Paradoxes and ecstasy in the gospel of Luke

A paradoxical situation is a situation that seems logical or contradictory. There is a particular passage in the gospel of Luke (chapter 5) in which something paradoxical happens. It is the passage where a paralysed man have been brought to Jesus so that he may heal him. This ensues:


          Jesus saw the faith of the crowd

          Jesus says to the man: “Friend, your sins are forgiven you.” 

          The educated people of the time, the scribes and Pharisees,
          start to question what Jesus is doing:
              Who can forgive sins but God alone?”
              “Who is this who is speaking blasphemies?
 
          Jesus notices their questions and addresses them in a practical way:
               Why do you raise such questions in your hearts?
               Which is easier, to say, ‘Your sins are forgiven you,’ or to say, ‘Stand up and walk’?

          Jesus explains what he wants to show:
               in order that you may know that the Son of Man has authority on earth to forgive sins

           so he says to the paralysed man: 
                “I say to you, stand up and take your bed and go to your home.” 
           and the man stands up, in front of the people, takes his bed, and goes home.
           He goes home glorifying God.

           Amazement seized all of them, and they glorified God and were filled with awe, saying,
                 “We have seen strange things today.”


Now, the last sentence is a very interesting sentence since to my knowledge it is the only sentence in the new testament that contains the world paradox. In Greek:


καὶ ἔκστασις ἔλαβεν ἅπαντας, καὶ ἐδόξαζον τὸν θεόν, καὶ ἐπλήσθησαν φόβου λέγοντες ὅτι εἴδομεν παράδοξα σήμερον. (Lk 5:26)

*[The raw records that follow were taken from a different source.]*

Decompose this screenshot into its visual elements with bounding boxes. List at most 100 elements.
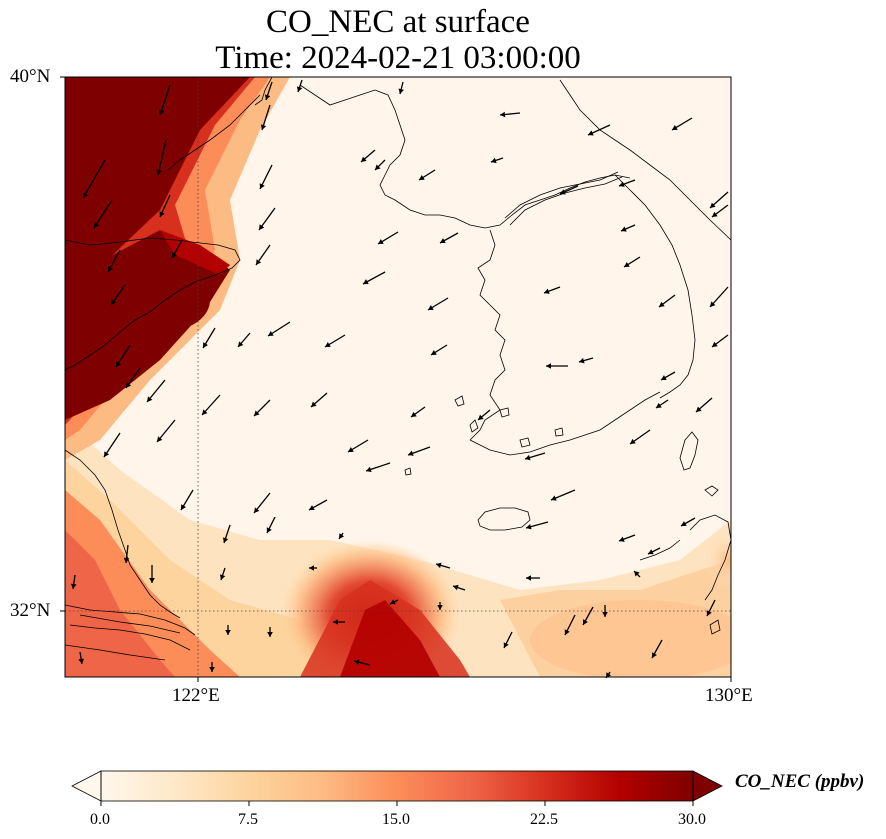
wind-arrow-head	[181, 504, 186, 510]
wind-arrow-head	[375, 164, 381, 170]
wind-arrow-head	[503, 642, 509, 648]
wind-arrow-head	[147, 396, 153, 402]
lat-label-40n: 40°N	[10, 66, 51, 87]
wind-arrow-head	[621, 226, 627, 232]
colorbar-label: CO_NEC (ppbv)	[735, 771, 865, 792]
wind-arrow-head	[619, 536, 625, 542]
wind-arrow-head	[156, 169, 162, 175]
coastlines	[65, 77, 731, 661]
wind-arrow-head	[259, 224, 265, 230]
wind-arrow-head	[551, 495, 557, 501]
wind-arrow-head	[238, 341, 244, 347]
wind-arrow-head	[560, 189, 566, 195]
wind-arrow-head	[659, 301, 665, 307]
wind-arrow-head	[222, 537, 229, 543]
wind-arrow-head	[325, 342, 331, 347]
gridlines	[65, 77, 731, 677]
wind-arrow-head	[203, 342, 208, 348]
wind-arrow-head	[311, 401, 317, 407]
lat-label-32n: 32°N	[10, 600, 51, 621]
wind-arrow-head	[268, 330, 274, 336]
wind-arrow-head	[225, 630, 231, 635]
wind-arrow-head	[544, 288, 550, 294]
wind-arrow-head	[408, 450, 414, 456]
wind-arrow-head	[437, 605, 443, 610]
colorbar-tick-3: 22.5	[530, 811, 558, 828]
wind-arrow-head	[588, 130, 594, 136]
wind-arrow-head	[254, 507, 260, 513]
wind-arrow-head	[378, 239, 384, 244]
wind-arrow-head	[440, 238, 446, 244]
wind-arrow-head	[390, 599, 396, 605]
wind-arrow-head	[411, 411, 417, 417]
wind-arrow-head	[634, 571, 640, 577]
wind-vectors	[70, 79, 729, 679]
colorbar-tick-2: 15.0	[382, 811, 410, 828]
wind-arrow-head	[681, 521, 687, 526]
wind-arrow-head	[266, 527, 272, 533]
wind-arrow-head	[123, 557, 130, 563]
wind-arrow-head	[219, 574, 226, 580]
wind-arrow-head	[366, 466, 372, 473]
wind-arrow	[157, 139, 167, 176]
map-time: Time: 2024-02-21 03:00:00	[215, 40, 581, 76]
wind-arrow-head	[651, 652, 657, 658]
wind-arrow-head	[70, 583, 77, 589]
wind-arrow-head	[648, 549, 654, 555]
wind-arrow	[93, 199, 113, 229]
wind-arrow-head	[260, 124, 267, 130]
wind-arrow-head	[526, 523, 532, 530]
wind-arrow-head	[564, 629, 570, 635]
wind-arrow-head	[83, 192, 88, 198]
wind-arrow-head	[267, 632, 273, 637]
wind-arrow-head	[526, 575, 531, 581]
wind-arrow-head	[94, 222, 100, 228]
wind-arrow-head	[254, 410, 260, 416]
wind-arrow-head	[478, 414, 484, 420]
wind-arrow-head	[348, 447, 354, 452]
wind-arrow-head	[712, 211, 718, 217]
wind-arrow-head	[158, 109, 165, 115]
map-title: CO_NEC at surface	[266, 4, 530, 40]
wind-arrow-head	[339, 533, 345, 539]
wind-arrow-head	[602, 612, 608, 617]
wind-arrow-head	[436, 562, 442, 569]
wind-arrow-head	[579, 357, 585, 364]
wind-arrow	[159, 84, 171, 116]
wind-arrow-head	[149, 578, 155, 583]
wind-arrow-head	[706, 610, 712, 616]
wind-arrow-head	[333, 619, 338, 625]
wind-arrow-head	[500, 111, 506, 118]
concentration-field	[65, 77, 731, 677]
wind-arrow-head	[361, 156, 367, 162]
wind-arrow-head	[696, 406, 702, 412]
wind-arrow-head	[419, 174, 425, 180]
wind-arrow-head	[126, 382, 132, 388]
wind-arrow-head	[259, 183, 265, 189]
wind-arrow-head	[209, 667, 215, 672]
wind-arrow-head	[354, 659, 360, 665]
wind-arrow-head	[363, 279, 369, 285]
wind-arrow-head	[398, 88, 404, 94]
wind-arrow-head	[256, 259, 262, 265]
wind-arrow-head	[672, 125, 678, 130]
wind-arrow-head	[296, 86, 303, 92]
colorbar	[71, 770, 723, 806]
wind-arrow-head	[309, 505, 315, 511]
lon-label-130e: 130°E	[705, 685, 753, 706]
wind-arrow-head	[111, 299, 117, 305]
wind-arrow-head	[78, 658, 84, 664]
lon-label-122e: 122°E	[172, 685, 220, 706]
wind-arrow-head	[710, 301, 716, 307]
wind-arrow-head	[710, 202, 716, 208]
wind-arrow-head	[116, 361, 122, 367]
wind-arrow-head	[546, 363, 551, 369]
wind-arrow-head	[428, 305, 434, 310]
wind-arrow-head	[309, 565, 314, 571]
wind-arrow-head	[582, 619, 588, 625]
wind-arrow-head	[525, 454, 531, 461]
wind-arrow-head	[630, 438, 636, 444]
wind-arrow-head	[431, 349, 437, 355]
wind-arrow	[82, 159, 106, 199]
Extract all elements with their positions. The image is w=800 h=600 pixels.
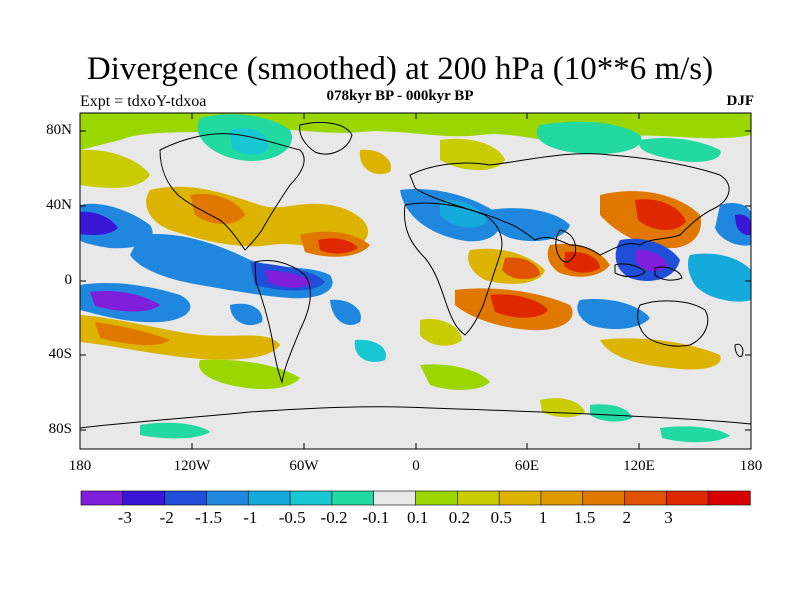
colorbar-swatch: [498, 490, 542, 506]
colorbar-label: 3: [664, 508, 673, 527]
colorbar-label: -1: [243, 508, 258, 527]
colorbar-swatch: [415, 490, 458, 506]
lon-label-60e: 60E: [514, 458, 540, 474]
lon-label-120w: 120W: [173, 458, 211, 474]
lon-label-0: 0: [412, 458, 420, 474]
axis-ticks: [79, 113, 752, 449]
lon-label-180w: 180: [68, 458, 92, 474]
colorbar-swatch: [80, 490, 124, 506]
colorbar-label: 0.1: [406, 508, 429, 527]
lat-label-80s: 80S: [48, 421, 72, 437]
colorbar-swatch: [164, 490, 208, 506]
experiment-label: Expt = tdxoY-tdxoa: [80, 93, 207, 110]
time-period-label: 078kyr BP - 000kyr BP: [326, 88, 474, 104]
colorbar-swatch: [457, 490, 500, 506]
lat-label-0: 0: [64, 272, 73, 288]
colorbar: [80, 490, 751, 506]
colorbar-swatch: [707, 490, 751, 506]
colorbar-label: -0.5: [278, 508, 306, 527]
colorbar-swatch: [582, 490, 626, 506]
colorbar-swatch: [122, 490, 166, 506]
coastlines: [80, 122, 751, 429]
colorbar-swatch: [373, 490, 417, 506]
colorbar-swatch: [331, 490, 375, 506]
colorbar-label: 1: [538, 508, 548, 527]
colorbar-label: -3: [117, 508, 132, 527]
colorbar-label: -2: [159, 508, 174, 527]
colorbar-swatch: [289, 490, 333, 506]
colorbar-swatch: [206, 490, 249, 506]
colorbar-label: 0.2: [448, 508, 471, 527]
colorbar-swatch: [247, 490, 291, 506]
lon-label-60w: 60W: [289, 458, 319, 474]
lat-label-40n: 40N: [46, 197, 72, 213]
divergence-field: [80, 113, 751, 449]
lat-label-80n: 80N: [46, 122, 72, 138]
lat-label-40s: 40S: [48, 346, 72, 362]
colorbar-swatch: [624, 490, 667, 506]
colorbar-label: -1.5: [195, 508, 222, 527]
colorbar-label: -0.1: [362, 508, 390, 527]
colorbar-label: 0.5: [490, 508, 512, 527]
colorbar-label: 1.5: [574, 508, 596, 527]
season-label: DJF: [726, 93, 755, 109]
colorbar-swatch: [540, 490, 584, 506]
colorbar-swatch: [666, 490, 709, 506]
colorbar-label: 2: [622, 508, 631, 527]
colorbar-label: -0.2: [320, 508, 348, 527]
lon-label-180e: 180: [739, 458, 763, 474]
lon-label-120e: 120E: [623, 458, 655, 474]
map-title: Divergence (smoothed) at 200 hPa (10**6 …: [86, 51, 714, 87]
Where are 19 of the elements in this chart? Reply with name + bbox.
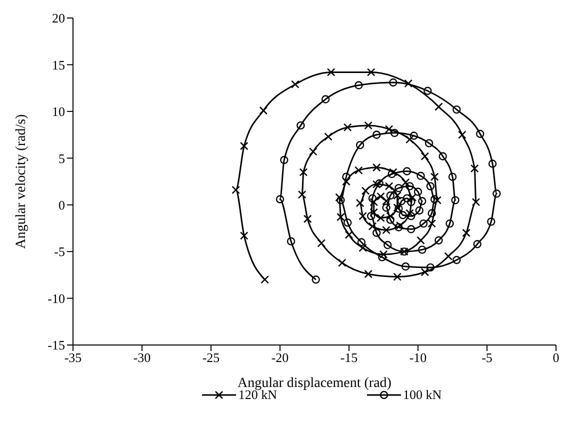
y-tick-label: -10	[48, 290, 65, 306]
x-tick-label: -5	[482, 350, 492, 366]
y-tick-label: 20	[52, 10, 65, 26]
x-axis-title: Angular displacement (rad)	[238, 376, 392, 391]
y-tick-label: 10	[52, 104, 65, 120]
x-tick-label: -25	[202, 350, 220, 366]
y-tick-label: -15	[48, 338, 65, 353]
x-tick-label: 0	[552, 350, 560, 366]
y-tick-label: -5	[54, 244, 65, 260]
y-tick-label: 0	[58, 197, 65, 212]
x-tick-label: -35	[64, 350, 82, 366]
x-tick-label: -10	[409, 350, 427, 366]
x-tick-label: -15	[340, 350, 358, 366]
y-tick-label: 5	[58, 150, 65, 166]
y-axis-title: Angular velocity (rad/s)	[14, 114, 29, 249]
x-tick-label: -30	[133, 350, 151, 366]
x-tick-label: -20	[271, 350, 289, 366]
y-tick-label: 15	[52, 57, 65, 72]
legend-label: 100 kN	[403, 387, 442, 402]
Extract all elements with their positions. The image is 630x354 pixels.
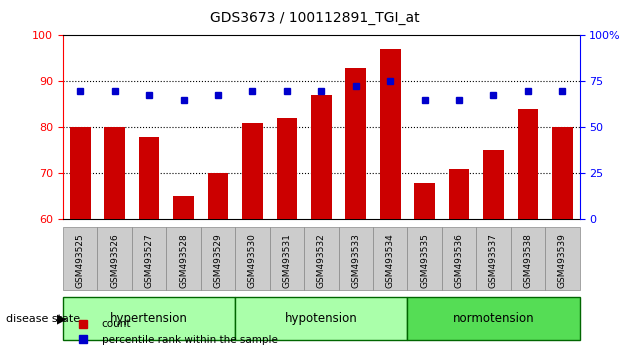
FancyBboxPatch shape [338, 227, 373, 290]
Text: GSM493527: GSM493527 [145, 233, 154, 288]
FancyBboxPatch shape [98, 227, 132, 290]
Text: GSM493526: GSM493526 [110, 233, 119, 288]
Bar [483, 150, 504, 219]
FancyBboxPatch shape [511, 227, 545, 290]
FancyBboxPatch shape [132, 227, 166, 290]
Text: GSM493530: GSM493530 [248, 233, 257, 288]
Text: GSM493534: GSM493534 [386, 233, 394, 288]
Text: GSM493537: GSM493537 [489, 233, 498, 288]
FancyBboxPatch shape [166, 227, 201, 290]
FancyBboxPatch shape [476, 227, 511, 290]
Bar [449, 169, 469, 219]
Bar [242, 123, 263, 219]
FancyBboxPatch shape [545, 227, 580, 290]
Text: GSM493539: GSM493539 [558, 233, 567, 288]
Text: ▶: ▶ [57, 312, 66, 325]
Bar [552, 127, 573, 219]
Bar [415, 183, 435, 219]
Text: hypotension: hypotension [285, 312, 358, 325]
FancyBboxPatch shape [201, 227, 235, 290]
Bar [70, 127, 91, 219]
Text: GSM493535: GSM493535 [420, 233, 429, 288]
Text: hypertension: hypertension [110, 312, 188, 325]
FancyBboxPatch shape [270, 227, 304, 290]
Text: GDS3673 / 100112891_TGI_at: GDS3673 / 100112891_TGI_at [210, 11, 420, 25]
Bar [311, 95, 331, 219]
FancyBboxPatch shape [373, 227, 408, 290]
Bar [139, 137, 159, 219]
Text: GSM493525: GSM493525 [76, 233, 84, 288]
Text: GSM493529: GSM493529 [214, 233, 222, 288]
Bar [208, 173, 228, 219]
Legend: count, percentile rank within the sample: count, percentile rank within the sample [68, 315, 282, 349]
Text: GSM493536: GSM493536 [455, 233, 464, 288]
Text: GSM493532: GSM493532 [317, 233, 326, 288]
Bar [105, 127, 125, 219]
FancyBboxPatch shape [235, 227, 270, 290]
Bar [518, 109, 538, 219]
FancyBboxPatch shape [408, 227, 442, 290]
Text: disease state: disease state [6, 314, 81, 324]
Bar [345, 68, 366, 219]
Text: GSM493538: GSM493538 [524, 233, 532, 288]
FancyBboxPatch shape [304, 227, 338, 290]
Bar [277, 118, 297, 219]
Text: GSM493531: GSM493531 [282, 233, 291, 288]
Bar [173, 196, 194, 219]
Text: normotension: normotension [453, 312, 534, 325]
FancyBboxPatch shape [408, 297, 580, 340]
Bar [380, 49, 401, 219]
Text: GSM493533: GSM493533 [352, 233, 360, 288]
Text: GSM493528: GSM493528 [179, 233, 188, 288]
FancyBboxPatch shape [63, 227, 98, 290]
FancyBboxPatch shape [442, 227, 476, 290]
FancyBboxPatch shape [63, 297, 235, 340]
FancyBboxPatch shape [235, 297, 408, 340]
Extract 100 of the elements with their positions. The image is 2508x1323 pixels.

These are several interesting things in this sentence. These are the reactions of people to the action of Jesus:

a)  ἔκστασις ἔλαβεν : They were taken by ecstasy, that is translated by amazement seized all. It is related to the trance or great amazement that happened when Jesus raised the young dead girl (Mc 5:26), or that that the women fell when they found the empty tomb. 
b)  ἐδόξαζον τὸν θεόν : They glorify God. What Jesus did was reckoned as the action of God.
c)  ἐπλήσθησαν φόβου : They were filled with fear. This is the trembling that accompanies being in the presence of God. 

So finally they say:

εἴδομεν παράδοξα σήμερον : "We have seen a paradox today". It seems to me that it is not only something strange that they have seen but something astonishingly out of what they had expected, a paradoxical situation. And what was the paradox? I would say that it is not that someone was healed, but that the sins of a man have been forgiven by another man. The healing there was to prove the point of the forgiveness of sins. People went home with a paradox to mull over, something that apparently was logically contradictory had happened, which made them go into trance, worship God, and to stand before him in fear and trembling.